If you have an employer, you will probably not be able to have a Solo 401(k). These are generally restricted to solopreneurs, business owners with no employees, self-employed contractors, etc.
You could look into an IRA (or ROTH IRA), though the contribution limits could be limited by the plan offered by your employer.
You could also open a taxable portfolio; one intentionally structured so as to minimize active trading. You would fund this with after-tax dollars (just like a ROTH IRA), but there would be no limit to what you put in. And with proper planning and management, your account would not be taxed until you cashed out. If this was down the road, you would be creating an event in which your withdrawals would be taxed as long-term capital gains and not ordinary income.
What are the bullet points?
1. No. You probably cannot open a Solo 401(k).
2. Maybe. You should look at a ROTH IRA first, to ensure the most tax efficient manner to withdraw funds. If your salary is too high, then look at a traditional IRA, knowing that you'll pay taxes on the withdrawal and be funds would be taxed as ordinary income (which could also put you in a high tax bracket).
3. Yes. You can open a taxable account and the withdrawal would likely be taxed as a long-term capital gain.
Techinically, you can withdraw all of your funds in a lump sum.
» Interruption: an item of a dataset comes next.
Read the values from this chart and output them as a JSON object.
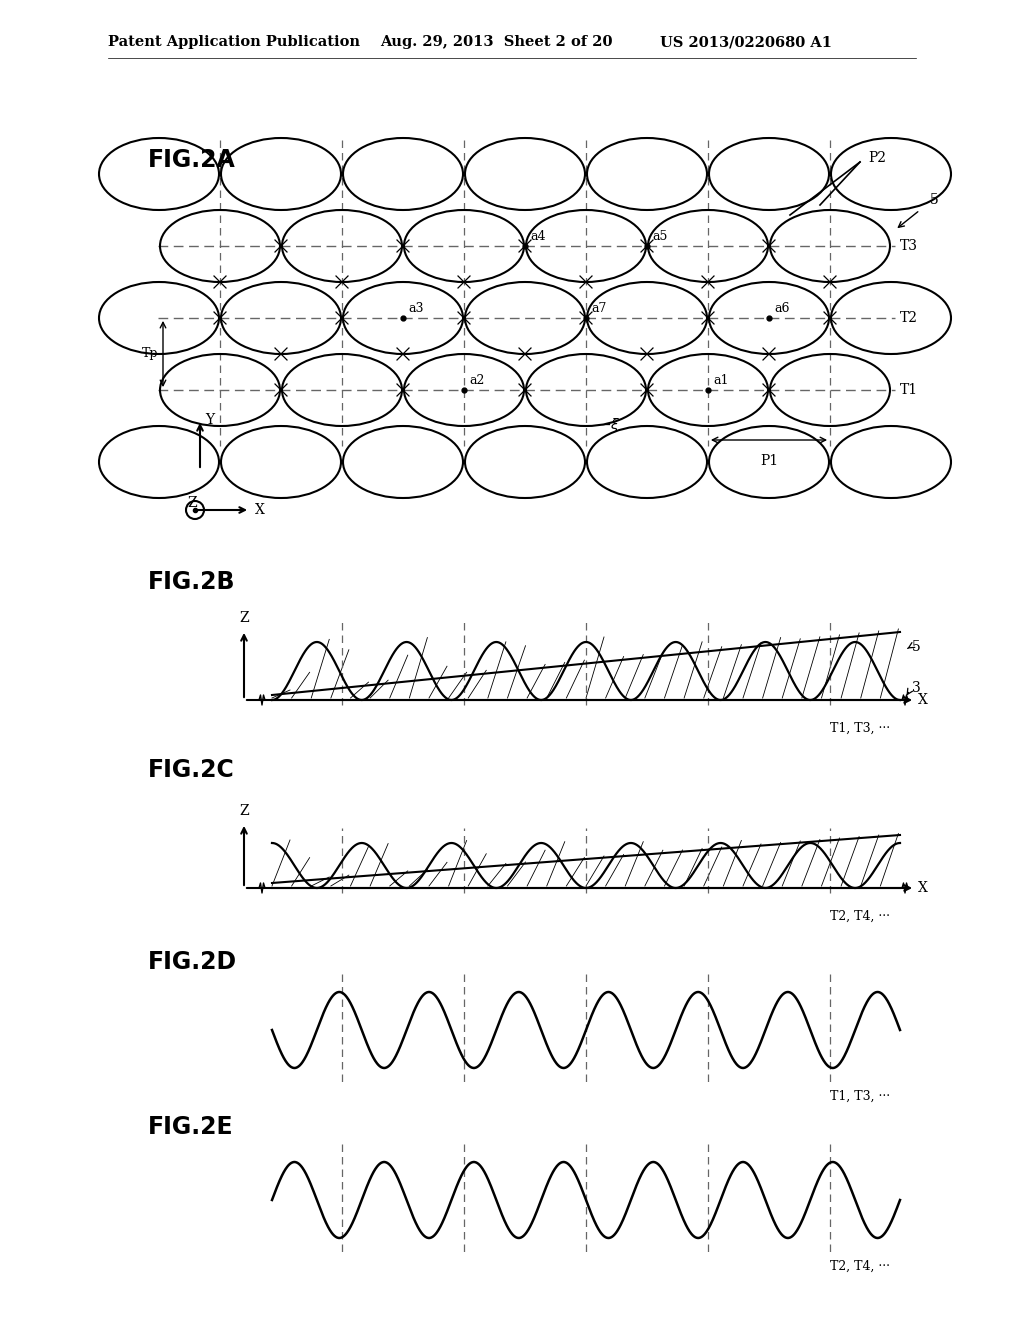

Do you mean lump sum to roll-it over to an IRA or to just withdraw the funds into a bank account. If it's the ladder, it is not recommended for tax purposes, and if you are under 59.5 for penalty purposes. I will also say that another disadvantage of taking out of the 401k is that you will also miss out on deffered growth. If you don't need the money because you can live off your pension then invest your Solo 401k accordingly and let it grow. If you meant that you wanted to roll-it over to a Traditional IRA, then that works in terms not getting taxed or penalized. Not sure how your Solo 401k is set up or through who, so tough to give pros and cons on that. However, you would have to understand your Solo 401k platform to see if it still fits your needs.